All parties were heard
Wishes were laid on the table, concerns were discussed and ideas were gathered. Twice, excursions were taken to other freight terminals, to the Freudenau Danube port and the Vienna central marshalling yard and to the ÖBB Logistics Centre in Linz. A freight centre with halls, workshops, office buildings, accesses and tracks is a big project, a meeting point of agriculture and living space. ÖBB-Infrastruktur presents this dimension in their construction plans in a dialogue with the people. All parties must be heard - this is demanded by the legal railway requirements and the requirements of the environmental compatibility test. Lots of suggestions were made for the project.

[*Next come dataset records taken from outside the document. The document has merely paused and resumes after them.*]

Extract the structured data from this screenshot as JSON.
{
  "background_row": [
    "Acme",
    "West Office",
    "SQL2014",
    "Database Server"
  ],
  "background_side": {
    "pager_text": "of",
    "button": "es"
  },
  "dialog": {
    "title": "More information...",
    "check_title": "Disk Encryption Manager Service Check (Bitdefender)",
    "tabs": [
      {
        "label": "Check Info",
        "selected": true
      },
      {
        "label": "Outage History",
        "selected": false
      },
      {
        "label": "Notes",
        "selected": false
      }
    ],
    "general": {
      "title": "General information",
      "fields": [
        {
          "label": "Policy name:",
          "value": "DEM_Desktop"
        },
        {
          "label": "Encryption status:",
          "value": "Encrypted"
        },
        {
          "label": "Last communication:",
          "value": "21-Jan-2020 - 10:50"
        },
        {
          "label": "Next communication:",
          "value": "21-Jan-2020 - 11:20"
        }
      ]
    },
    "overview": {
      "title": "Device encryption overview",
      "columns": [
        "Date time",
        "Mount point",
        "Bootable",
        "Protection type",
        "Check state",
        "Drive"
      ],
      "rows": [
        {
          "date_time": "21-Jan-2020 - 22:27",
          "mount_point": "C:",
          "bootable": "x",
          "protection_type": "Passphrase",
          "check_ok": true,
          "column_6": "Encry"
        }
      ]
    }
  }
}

List of requirements: fences, walls, green
After ’hard but businesslike’ discussions, some measures were taken to adapt the new goods transfer point between Petersbach, Liesingbach and Schrebergärten between the green Favoriten district of Rothneusiedl and the expanding Vienna farmers’ fields. Walls were built up - against noise, especially against wind and also for visual protection. Hills and meadows were laid out, trees and hedges on the east side of the freight centre, for example, and also inside the system or on access roads. The locals also spoke up for lower lampposts than originally planned and they were able to carry through in terms of site exits; these were not created on Rosiwal street. They even reduced the terminal’s distribution list in the construction plan and had it moved a little further south. This dialogue around the table made it possible.
A 170 person work forum
The discussions in the planning phases of the Semmering Base Tunnel led to similar compromises. A work forum was created, which met every three months. Up to 170 people took part - representatives from the country, state and communities, from interest groups and citizen’s initiatives, experts and ÖBB delegates. Things that seemed unmanageable to begin with were gradually brought down to a common denominator. Route variations were debated and assessed by experts. But when the selected route was announced in 2008, everyone was together: now it was all about the construction process, what could be made easier, how and when, which protective measures were good. And it was decided that the wider public should be informed step by step - using ‘info boxes’ on the tunnel portals, ‘info glimpses’ at the Styrian Fröschnitzgraben and in the Lower Austrian Göstritz and on the ‘construction site open day’.